Coreógrafa Vera Mantero doa arquivo a Serralves que documenta 37 anos de actividade
Acervo desta figura-chave da dança contemporânea portuguesa servirá para promover “a pesquisa, preservação e divulgação” de uma parte significativa do património coreográfico e performativo nacional.
Depois de ter dedicado um longo ciclo de programação à obra de Vera Mantero, entre Junho de 2022 e Novembro de 2023, a Fundação de Serralves oficializou, esta terça-feira, o depósito do arquivo da coreógrafa, bailarina e investigadora, figura-chave da dança contemporânea portuguesa com mais de 30 anos de carreira.
O acervo doado pela artista a Serralves cartografa e documenta um corpo de trabalho desenvolvido entre 1987 e 2024, reunindo 80 obras originais, “entre solos, co-criações com mais de uma centena de outros criadores nacionais e internacionais, peças de dança e apresentações multidisciplinares”, indica a instituição em comunicado de imprensa.
Material fílmico, fotografias, publicações, ensaios, notas de trabalho, críticas e textos filosóficos sobre a obra de Vera Mantero (n. 1966) dão corpo a esta colecção com “milhares de itens”, que vai permitir promover “a pesquisa, preservação e divulgação” de uma parte significativa do património da dança contemporânea e da performance portuguesas.
Na linha da frente, no final dos anos 1980, da Nova Dança Portuguesa – um dos movimentos mais transformadores e influentes da dança em Portugal, ainda com reverberações no presente –, Vera Mantero é uma referência para coreógrafos/as e performers de diferentes gerações e um dos nomes da dança portuguesa mais reconhecidos a nível internacional, com uma produção artística que continua em progresso e desmultiplicação, inclusive através de intersecções com outras disciplinas, das artes visuais à música experimental, e de colaborações com artistas vários. Mantero é também fundadora da estrutura de criação, investigação, formação e produção O Rumo do Fumo.
O acolhimento deste espólio é mais um capítulo na relação continuada e cúmplice entre Serralves e a coreógrafa, que marcou presença na programação inaugural do museu em 1999. “A programação de artes performativas do Museu de Serralves cruza-se com a obra de Vera Mantero, e da Nova Dança Portuguesa, desde a sua génese”, afirmou ao PÚBLICO Cristina Grande, programadora do Serviço de Artes Performativas de Serralves, aquando do arranque de O que a minha dança diz, o já referido ciclo de programação dedicado à artista, que incluiu a antestreia do documentário Vera Mantero, de Cristina Ferreira Gomes, produzido para a RTP.

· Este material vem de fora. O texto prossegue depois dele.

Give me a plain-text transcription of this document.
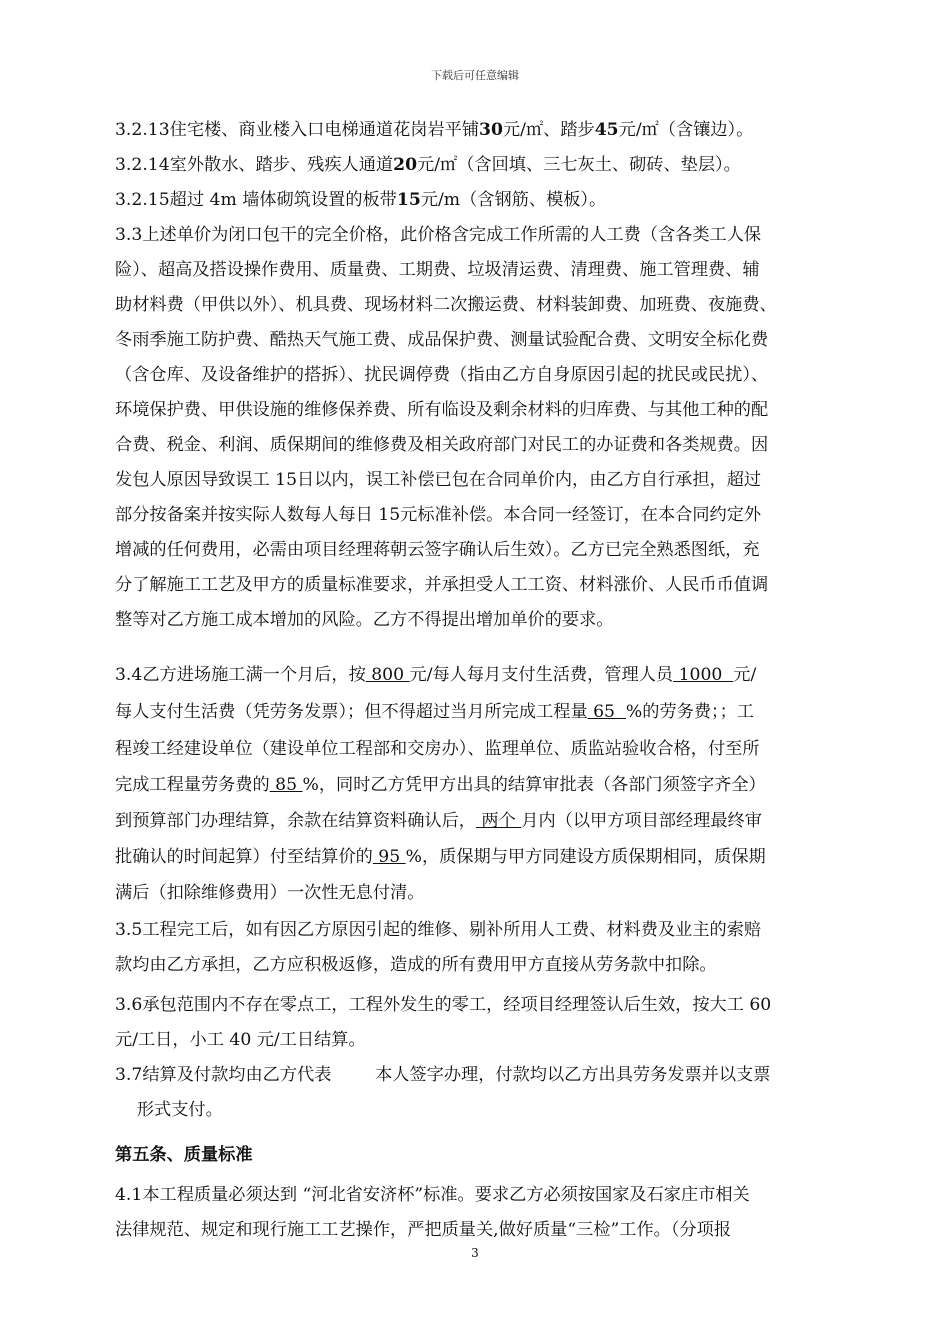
下载后可任意编辑
3.2.13住宅楼、商业楼入口电梯通道花岗岩平铺30元/㎡、踏步45元/㎡（含镶边）。
3.2.14室外散水、踏步、残疾人通道20元/㎡（含回填、三七灰土、砌砖、垫层）。
3.2.15超过 4m 墙体砌筑设置的板带15元/m（含钢筋、模板）。
3.3上述单价为闭口包干的完全价格，此价格含完成工作所需的人工费（含各类工人保
险）、超高及搭设操作费用、质量费、工期费、垃圾清运费、清理费、施工管理费、辅
助材料费（甲供以外）、机具费、现场材料二次搬运费、材料装卸费、加班费、夜施费、
冬雨季施工防护费、酷热天气施工费、成品保护费、测量试验配合费、文明安全标化费
（含仓库、及设备维护的搭拆）、扰民调停费（指由乙方自身原因引起的扰民或民扰）、
环境保护费、甲供设施的维修保养费、所有临设及剩余材料的归库费、与其他工种的配
合费、税金、利润、质保期间的维修费及相关政府部门对民工的办证费和各类规费。因
发包人原因导致误工 15日以内，误工补偿已包在合同单价内，由乙方自行承担，超过
部分按备案并按实际人数每人每日 15元标准补偿。本合同一经签订，在本合同约定外
增减的任何费用，必需由项目经理蒋朝云签字确认后生效）。乙方已完全熟悉图纸，充
分了解施工工艺及甲方的质量标准要求，并承担受人工工资、材料涨价、人民币币值调
整等对乙方施工成本增加的风险。乙方不得提出增加单价的要求。
3.4乙方进场施工满一个月后，按 800 元/每人每月支付生活费，管理人员 1000  元/
每人支付生活费（凭劳务发票）；但不得超过当月所完成工程量 65  %的劳务费；；工
程竣工经建设单位（建设单位工程部和交房办）、监理单位、质监站验收合格，付至所
完成工程量劳务费的 85 %，同时乙方凭甲方出具的结算审批表（各部门须签字齐全）
到预算部门办理结算，余款在结算资料确认后， 两个 月内（以甲方项目部经理最终审
批确认的时间起算）付至结算价的 95 %，质保期与甲方同建设方质保期相同，质保期
满后（扣除维修费用）一次性无息付清。
3.5工程完工后，如有因乙方原因引起的维修、剔补所用人工费、材料费及业主的索赔
款均由乙方承担，乙方应积极返修，造成的所有费用甲方直接从劳务款中扣除。
3.6承包范围内不存在零点工，工程外发生的零工，经项目经理签认后生效，按大工 60
元/工日，小工 40 元/工日结算。
3.7结算及付款均由乙方代表        本人签字办理，付款均以乙方出具劳务发票并以支票
形式支付。
第五条、质量标准
4.1本工程质量必须达到 “河北省安济杯”标准。要求乙方必须按国家及石家庄市相关
法律规范、规定和现行施工工艺操作，严把质量关,做好质量“三检”工作。（分项报
3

O trabalho de Mantero, sublinhou então a programadora, espelha “influências filosóficas, científicas, políticas, literárias e das artes visuais que perpassam as suas performances, filmes, conferências dançadas e ensaios críticos, e que constituem a biografia de Serralves e da sua programação”.
Numa área caracterizada pela efemeridade e pela lacuna de documentação histórica organizada – tópico que a própria artista já abordou variadas vezes, criticando a falta de iniciativas do Ministério da Cultura nesse departamento –, Serralves pretende criar “um espaço de memória” e “de produção de conhecimento” das “artes imateriais”. Também nesse sentido, a editora Orfeu Negro lançou este ano o livro Vera Mantero – Matérias. Forças. Imaginário, com textos de João dos Santos Martins, Daniel Tércio, Peter Pál Pelbart, Bojana Kunst, Ana Pais e Ana Godinho.
“O Arquivo Vera Mantero será objecto de tratamento, estudo e divulgação através de diversas iniciativas, como exposições, conferências, apresentações e actividades educativas, realizadas dentro e fora de Serralves, consolidando-se como uma fonte de conhecimento artístico, científico e histórico”, adianta o comunicado de imprensa.
Este é o segundo acervo de artes performativas doado à instituição portuense. Em 2021, o coreógrafo, performer e investigador João Fiadeiro, outra referência incontornável da dança portuguesa, confiou a Serralves o Arquivo Atelier RE.AL, com cerca de quatro mil peças, ligado à companhia por si fundada em 1990. Entre os arquivos depositados em Serralves encontram-se também os de Álvaro Siza, Tereza Siza, Manoel de Oliveira, Julião Sarmento, Fernando Guerra, António Mendes, entre outros.